鎖の海④
二人は並んで歩き始めた。砂浜を踏むたびに、足元の感触がわずかに沈み、夜の冷たい風が頬を撫でた。潮の香りはなおも強く、まるで海が何かを訴えかけているようでもあった。
佐伯はふと振り返った。波間に沈んだ鎖は、すでに闇の中へと消えていた。その痕跡すら残さず、ただ波だけが、何事もなかったかのように寄せては返していた。
「俺は――」
佐伯は言いかけ、しかしそれを言葉にするのをやめた。隅田は何も聞かず、ただゆっくりと歩みを進める。その横顔には、何の感情も浮かんでいないように見えた。

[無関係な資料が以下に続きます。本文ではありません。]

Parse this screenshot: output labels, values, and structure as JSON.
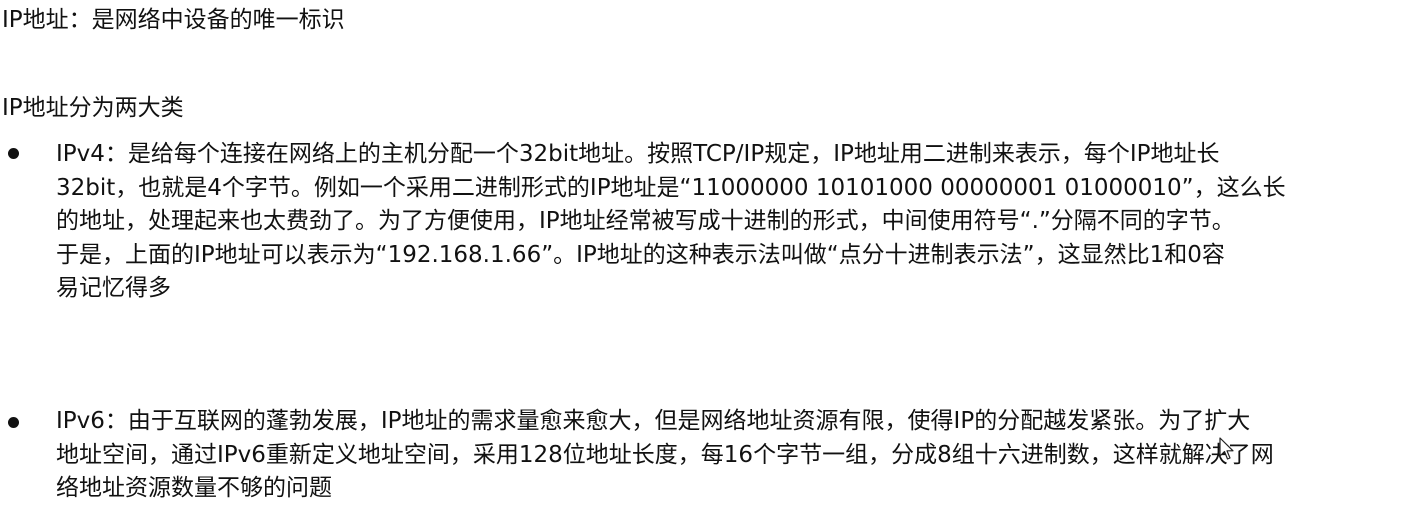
{
  "heading_definition": "IP地址：是网络中设备的唯一标识",
  "heading_categories": "IP地址分为两大类",
  "ipv4_lines": [
    "IPv4：是给每个连接在网络上的主机分配一个32bit地址。按照TCP/IP规定，IP地址用二进制来表示，每个IP地址长",
    "32bit，也就是4个字节。例如一个采用二进制形式的IP地址是“11000000 10101000 00000001 01000010”，这么长",
    "的地址，处理起来也太费劲了。为了方便使用，IP地址经常被写成十进制的形式，中间使用符号“.”分隔不同的字节。",
    "于是，上面的IP地址可以表示为“192.168.1.66”。IP地址的这种表示法叫做“点分十进制表示法”，这显然比1和0容",
    "易记忆得多"
  ],
  "ipv6_lines": [
    "IPv6：由于互联网的蓬勃发展，IP地址的需求量愈来愈大，但是网络地址资源有限，使得IP的分配越发紧张。为了扩大",
    "地址空间，通过IPv6重新定义地址空间，采用128位地址长度，每16个字节一组，分成8组十六进制数，这样就解决了网",
    "络地址资源数量不够的问题"
  ],
  "icons": {
    "bullet": "filled-circle",
    "cursor": "mouse-pointer-icon"
  },
  "colors": {
    "text": "#111111",
    "background": "#ffffff"
  }
}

防波堤の先には、小さな町の灯りが瞬いていた。海辺の寂れた居酒屋、黄色く濁った街灯、その下を通る影。すべては変わることなく、ただそこにあり続けている。そのことが、佐伯の心に奇妙な安堵をもたらした。
「なあ」
佐伯は立ち止まり、隅田を見た。
「もし、お前があの鎖を選んでいたら、どうなっていたと思う?」
隅田はわずかに笑い、海のほうを振り返った。そして静かに言った。
「何も変わらなかっただろうな」
その声には、諦念とも、確信ともつかぬ響きがあった。
「人間は、たとえ鎖を手放したところで、結局どこかで新しい鎖を探し始めるものだ」
佐伯は黙ったまま、隅田の横顔を見つめた。彼の言葉は、まるで遠くの波のように静かで、そして確かに耳の奥に残った。
やがて、二人はまた歩き始めた。
海の音は、ただ繰り返されるばかりだった。